Dimensionality-dependent generalization bounds for k-dimensional coding schemes

Publication Type:
Journal Article
Citation:
Neural Computation, 2016, 28 (10), pp. 2213 - 2249
Issue Date:
2016-10-01
Full metadata record
© 2016 Massachusetts Institute of Technology. The k-dimensional coding schemes refer to a collection of methods that attempt to represent data using a set of representative k-dimensional vectors and include nonnegative matrix factorization, dictionary learning, sparse coding, k-means clustering, and vector quantization as special cases. Previous generalization bounds for the reconstruction error of the k-dimensional coding schemes are mainly dimensionality-independent. A major advantage of these bounds is that they can be used to analyze the generalization error when data are mapped into an infinite- or high-dimensional feature space.
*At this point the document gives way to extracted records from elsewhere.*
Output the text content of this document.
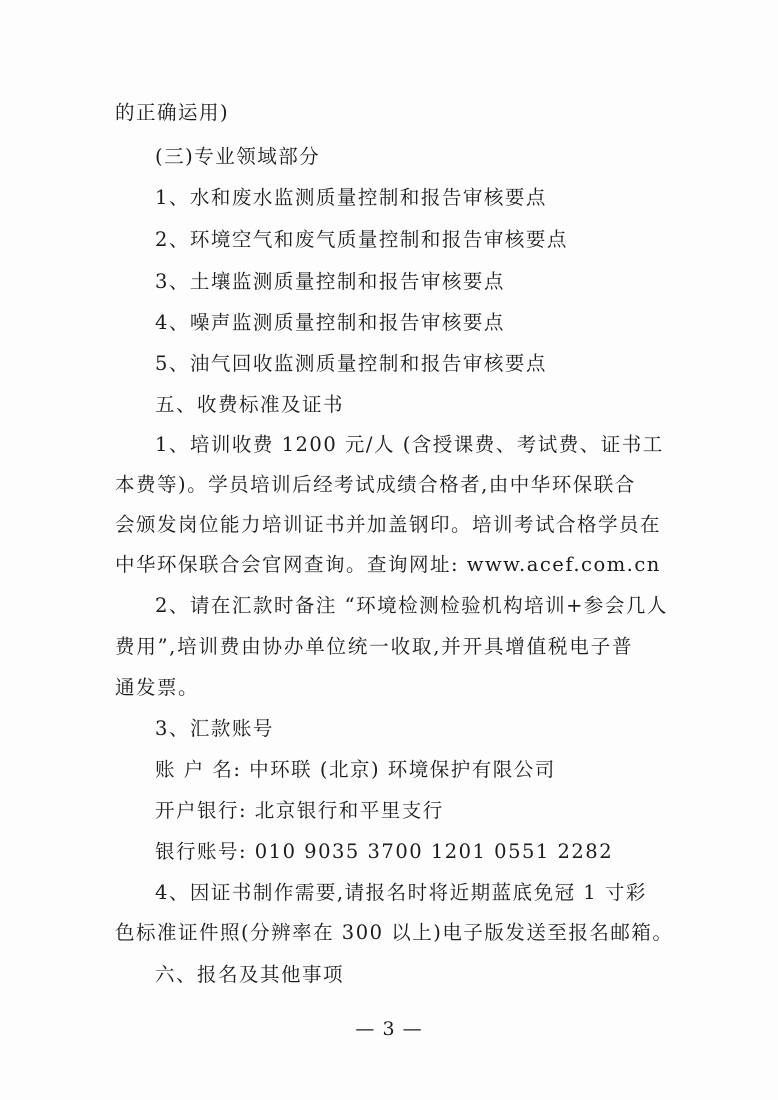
的正确运用)
(三)专业领域部分
1、水和废水监测质量控制和报告审核要点
2、环境空气和废气质量控制和报告审核要点
3、土壤监测质量控制和报告审核要点
4、噪声监测质量控制和报告审核要点
5、油气回收监测质量控制和报告审核要点
五、收费标准及证书
1、培训收费 1200 元/人 (含授课费、考试费、证书工
本费等)。学员培训后经考试成绩合格者,由中华环保联合
会颁发岗位能力培训证书并加盖钢印。培训考试合格学员在
中华环保联合会官网查询。查询网址: www.acef.com.cn
2、请在汇款时备注 “环境检测检验机构培训+参会几人
费用”,培训费由协办单位统一收取,并开具增值税电子普
通发票。
3、汇款账号
账 户 名: 中环联 (北京) 环境保护有限公司
开户银行: 北京银行和平里支行
银行账号: 010 9035 3700 1201 0551 2282
4、因证书制作需要,请报名时将近期蓝底免冠 1 寸彩
色标准证件照(分辨率在 300 以上)电子版发送至报名邮箱。
六、报名及其他事项
— 3 —
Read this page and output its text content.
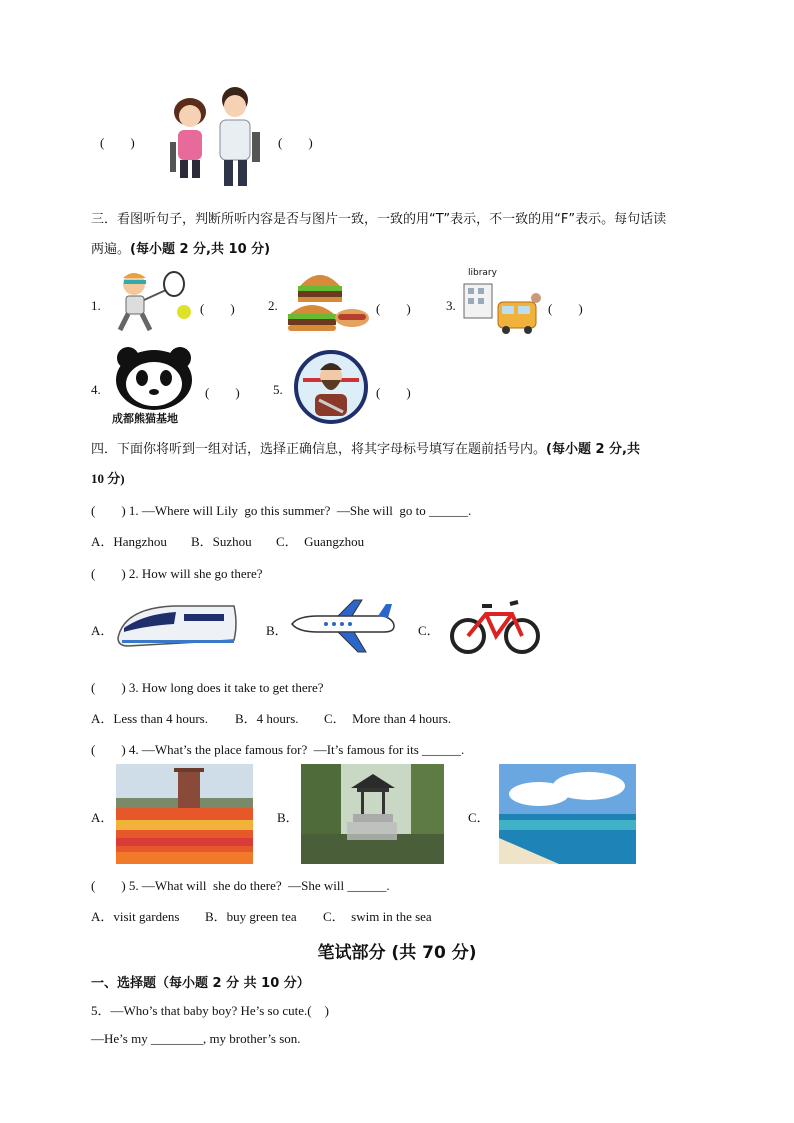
(　　)	(　　)
三．看图听句子，判断所听内容是否与图片一致，一致的用“T”表示，不一致的用“F”表示。每句话读
两遍。(每小题 2 分,共 10 分)
1.	(　　)	2.	(　　)	3.
library
(　　)
4.
成都熊猫基地
(　　)	5.	(　　)
四．下面你将听到一组对话，选择正确信息，将其字母标号填写在题前括号内。(每小题 2 分,共
10 分)
(　　) 1. —Where will Lily  go this summer?  —She will  go to ______.
A．Hangzhou B．Suzhou C．  Guangzhou
(　　) 2. How will she go there?
A．	B．	C．
(　　) 3. How long does it take to get there?
A．Less than 4 hours. B．4 hours. C．  More than 4 hours.
(　　) 4. —What’s the place famous for?  —It’s famous for its ______.
A．	B．	C．
(　　) 5. —What will  she do there?  —She will ______.
A．visit gardens B．buy green tea C．  swim in the sea
笔试部分 (共 70 分)
一、选择题（每小题 2 分 共 10 分）
5．—Who’s that baby boy? He’s so cute.(    )
—He’s my ________, my brother’s son.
However, many applications use finite-dimensional data features. Can we obtain dimensionality-dependent generalization bounds for k-dimensional coding schemes that are tighter than dimensionality-independent bounds when data are in a finite-dimensional feature space? Yes. In this letter, we address this problem and derive a dimensionality-dependent generalization bound for k-dimensional coding schemes by bounding the covering number of the loss function class induced by the reconstruction error. The bound is of order O((mk ln(mkn)/n)λn, where m is the dimension of features, k is the number of the columns in the linear implementation of coding schemes, and n is the size of sample, λn > 0.5 when n is finite and λn = 0.5 when n is infinite. We show that our bound can be tighter than previous results because it avoids inducing the worst-case upper bound on k of the loss function. The proposed generalization bound is also applied to some specific coding schemes to demonstrate that the dimensionality-dependent bound is an indispensable complement to the dimensionality-independent generalization bounds.